Что касается теоретического курса, то сегодня я прихожу к выводу, что можно было его поставить лучше. После того, как я оставил химию, два раза я испытал чувство горечи оттого, что поздно познакомился с системами знания, которые в университете и аспирантуре меня могли бы поставить на гораздо более высокий уровень понимания химии — но этих систем нам не давали. Я не уверен, что их дают в полной мере и в западных университетах, но в большей мере, чем у нас — это точно. Даже если судить по той литературе, что там издается и, видимо, читается. Если бы я раньше узнал то, что освоил уже уйдя из лаборатории, то, конечно, сделал бы в химии гораздо больше и с меньшими усилиями.
Первое — мы почти не получили знаний по общей методологии науки. Как наука возникла, в чем особенности научного метода, как находить и ставить проблемы, как различить “точки роста”, какие главные работы надо читать и как их распознать? Все эти вопросы нам приходилось решать интуитивно или методом проб и ошибок. Старшие товарищи решали эти вопросы теми же способами, и советы молодым часто давали неверные. Ползучий эмпиризм в самом прямом смысле слова — в то время как в методологии науки многое было пройдено, открыто, проверено. Узнай и используй! Не знаю, как на других факультетах, но профессура химфака вкуса к этому не имела и, похоже, до сих пор не имеет. Много мы от этого теряли, гораздо больше, чем можно предположить. При тех же способностях и затратах труда наши ученые могли бы достичь намного большего.

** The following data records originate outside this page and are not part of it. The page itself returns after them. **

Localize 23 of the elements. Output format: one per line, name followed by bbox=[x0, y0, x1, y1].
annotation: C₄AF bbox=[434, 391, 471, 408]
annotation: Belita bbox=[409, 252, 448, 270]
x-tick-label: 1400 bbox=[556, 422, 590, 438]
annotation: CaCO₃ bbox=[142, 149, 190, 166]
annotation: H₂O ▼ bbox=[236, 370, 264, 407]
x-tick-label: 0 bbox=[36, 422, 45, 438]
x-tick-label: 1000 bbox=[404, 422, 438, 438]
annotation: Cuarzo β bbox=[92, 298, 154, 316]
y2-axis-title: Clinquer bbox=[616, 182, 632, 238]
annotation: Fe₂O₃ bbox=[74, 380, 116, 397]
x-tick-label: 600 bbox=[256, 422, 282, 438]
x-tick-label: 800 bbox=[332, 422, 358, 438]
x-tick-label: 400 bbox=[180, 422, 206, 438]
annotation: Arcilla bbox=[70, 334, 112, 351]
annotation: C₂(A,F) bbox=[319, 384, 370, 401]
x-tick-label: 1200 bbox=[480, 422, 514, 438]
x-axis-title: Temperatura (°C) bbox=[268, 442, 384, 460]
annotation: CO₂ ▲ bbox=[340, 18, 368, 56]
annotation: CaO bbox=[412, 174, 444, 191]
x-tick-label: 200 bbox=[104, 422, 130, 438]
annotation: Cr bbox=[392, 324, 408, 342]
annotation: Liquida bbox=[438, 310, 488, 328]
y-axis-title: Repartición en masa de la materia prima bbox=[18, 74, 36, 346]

Второе открытие я для себя сделал, когда в 1990 г. мне пришлось осваивать и читать в испанских университетах курс истории химии. Курс этот я осваивал сам, с чистого листа. Те книги по истории химии, что я раньше читал в СССР, практически мне не помогли и, я бы сказал, к реальной истории химии имели мало отношения. Я построил свой курс как рассмотрение главных этапов становления химии как науки, череды революционных прозрений. Когда я собирал и изучал доступную литературу (а в моем распоряжении была очень богатая библиотека), меня холодный пот прошибал. Ни студентом, ни после я не понимал главных вопросов! Прорывы к современной химии не объяснены в учебниках.
Никто нам на растолковал, почему смотреть опыт с магдебургскими полушариями собрался весь город. Ведь если вакуум существует, то рушится вся старая картина мироздания! Рушится даже обоснование власти королей. Ну, короли это побочный эффект, но атом! И как без того, чтобы понять те ограничения, в которые на каждом этапе загнана мысль ученого, можно оценить необычность того стиля мышления, которым отличался русский научный ум? Я помню, на химфаке многие студенты не верили, что русская химия обладала какой-то самобытностью. Считалось даже, что наши Ломоносов или Менделеев — чуть ли не плод советской пропаганды. Говорилось о предшественниках Менделеева! Надо просто ничего не понимать в скачкообразном ходе мысли от Бойля к Менделееву, чтобы называть предшественниками периодического закона Менделеева попытки классификации элементов, имеющие чисто внешнее сходство с его таблицей. Я, химик и любящий химию, по-настоящему не знал своего дома.
Но, когда я учился, я об этом не думал. Слава богу, что хоть важность термодинамики понял — кто-то незаметно меня вразумил. А ведь мог бы отнестись, как к любому другому предмету.